Giving the 1 to 6 leverage to private sector to buy toxic assets may sound good to some people ,but here is the other side the coin:
If Geithner's plan fails, it will probably be for one these reasons.
1) The stress test reveals that the bank's assets are truly worthless, which makes banks nationalization unavoidable,but I doubt it democrats are going to do that!
2) Changing the Mark-to-marketing accounting rolls will cause banks to price these toxic assets very high, in which case the private sector would back out,and the P-PIP falls apart.
3)congress forced FASB to relax the "Mark To Market" accounting rules. It will allow banks to value their assets any thing they wish for. In this case why should Bankers want to sell their toxic assets in the first place? that makes P-PIP useless.
4)On the other hand buying these assets require banks to write-down and realizing huge lost, in my opinion they are not going to do that unless FDIC forces them to do so!

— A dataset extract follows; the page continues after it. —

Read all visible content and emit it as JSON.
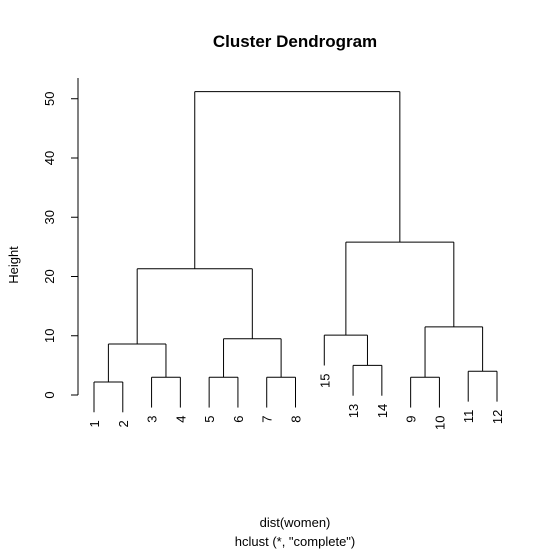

5) The only possible buyers of these toxic assets will be some Wall St’s vouchers. Obviously they are not willing to pay the price that banks would ask for therefore there will not be many sellers or buyers in the market place.
6)The other possibility is that the high leverage could cause the private sector to price these toxic assets much higher than they would do if there was not no generous offer from government. In this situation they are going to waist taxpayers money, and give it to the Wall Street fat cats. Unfortunately the #3 & #6 are most likely going to happen, and if democrats allow banks to bet on each other toxic assets that would be a sad day for America.
Geithner & Bernanke are dancing around and killing the precious time, instead of facing the real issue. We don’t have any other options besides braking apart Zombie banks and wiping out their shareholders.
This plan just excites some average investors to jump in early and give big institutions the opportunity to sell to these rallies.
Here is an example how the Public-Private Investment Program is designed :
Imagine XYZ is a big hedge founds and they have $5 billion capital to buy toxic assets.
They find a bank who valued its assets $100 billion, they bit these assets for $70 billion, let's think the banker is agreed to sell them for $70 billion. You may ask where the rest of $65 billion comes from?
Here how it works:
The XYZ hedge founds will get $5 billion from treasury.
FDIC will loan the hedge found $60 billion.
the bottom line is the XYZ would over pay the toxic assets that in real market would not worth ore than $30-25 billion. Bankers would be happy to get rid of their toxic assets that no one would be crazy enough to pay such a high price (70 cents on a dollar).
In the end if things would not work as Geithner wishes, the taxpayers are on the hook, and if everything works out; we will give away huge chunk of profit(50%) to the private sector.These assets have lost their value for a reason, our government is not smarter than market. If market values something 25 cent per dollar; it worth 25 cents not higher.
The housing bubble stated due to easy credit and too much leverage, it seems Democrats did not learn their listen and they are doing it again. By giving too much leverage to private sector; they are going to manufacture a temporary market for these toxic assets. If bankers are going to sell their assets to private sector, they are not going to get $1 for $1 therefore they have to accept huge lost.
FABS is going to relax the Mark-to-market accounting rules, that would cause banker to value their toxic assets any thing they wish (Mark-to-model) or as I call it "Mark to fantasy". Transferring toxic assets from on hand to other hand will not solve the problem. Note that Bear Stearns collapsed because they valued their assets base on Mark-to-model; therefore they did not feel they need to raise capital!
Is History Going to Repeat Itself???